Weekly Market Update: October 27, 2025
The U.S. economy is exceeding prognostications. True, the gross domestic product (GDP) expanded by an estimated annualized rate of 1.6% during the first six months of this year, which was well below the 2024 full-year rate of 2.8%. However, the presumed negative impact of expanded tariffs on prices and the overall health of the economy has yet to materialize in a meaningful way. The current consensus calls for an annualized GDP advance north of 3.0% in the September quarter. (The first reading on third-quarter GDP will likely be delayed due to the federal government shutdown.)

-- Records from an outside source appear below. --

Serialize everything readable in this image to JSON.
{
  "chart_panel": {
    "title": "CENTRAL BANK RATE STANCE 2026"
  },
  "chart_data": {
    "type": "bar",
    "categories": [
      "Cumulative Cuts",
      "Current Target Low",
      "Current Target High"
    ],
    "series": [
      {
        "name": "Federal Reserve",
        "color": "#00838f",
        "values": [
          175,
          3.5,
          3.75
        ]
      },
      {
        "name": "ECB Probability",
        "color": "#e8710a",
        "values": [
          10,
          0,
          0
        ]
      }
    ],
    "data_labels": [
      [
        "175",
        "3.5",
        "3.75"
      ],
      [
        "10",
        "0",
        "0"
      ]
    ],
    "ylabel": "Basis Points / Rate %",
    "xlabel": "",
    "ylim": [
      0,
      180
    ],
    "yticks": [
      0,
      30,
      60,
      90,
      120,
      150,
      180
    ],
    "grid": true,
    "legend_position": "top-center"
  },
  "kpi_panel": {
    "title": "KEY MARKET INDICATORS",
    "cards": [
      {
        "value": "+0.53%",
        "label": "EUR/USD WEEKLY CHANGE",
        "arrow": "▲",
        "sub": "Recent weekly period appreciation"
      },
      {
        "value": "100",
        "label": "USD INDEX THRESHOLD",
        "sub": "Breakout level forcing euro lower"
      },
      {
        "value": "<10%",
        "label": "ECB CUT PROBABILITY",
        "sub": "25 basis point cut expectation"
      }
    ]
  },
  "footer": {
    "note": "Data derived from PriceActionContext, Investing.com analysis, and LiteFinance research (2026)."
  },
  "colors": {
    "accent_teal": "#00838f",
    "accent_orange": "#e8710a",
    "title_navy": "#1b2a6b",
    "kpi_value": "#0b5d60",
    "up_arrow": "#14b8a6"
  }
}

Corporate America is painting a similar picture. Third-quarter earnings season is off to a strong start, with the big money center banks and a number of industrial companies reporting healthy results. Too, the expectation coming into the season was that the technology companies would again exceed forecasts, aided by spending on artificial intelligence (AI) and cloud-based platforms. Not surprisingly, the earnings growth forecast for the S&P 500 companies continues to tick higher. There also is a growing consensus on Wall Street that double-digit profit growth is plausible in 2026, given favorable corporate tax policies and regulation rollbacks.
The inflation situation may be better than most think. As noted, the impact of tariffs on prices seems to be rather benign so far. Another positive development is the recent drop in oil and gas prices ahead of the winter heating season, aided by increased production both here and overseas. This makes it less expensive for companies to operate their businesses and for consumers to run their households.
Meantime, the price of gold is up notably, year to date. Historically, such a move would suggest Wall Street is worried about inflation or a slowing economy. However, a good deal of the appreciation is likely due to China buying up the precious metal to diversify its foreign exchange reserves away from the U.S. dollar and reduce reliance on the greenback amid the global trade tensions.
Conclusion: With the Federal Reserve cutting interest rates and corporate earnings exceeding expectations, the catalysts are in place for a late-year stock market rally. Given this backdrop, a portfolio consisting mostly of high-quality equities is reasonable.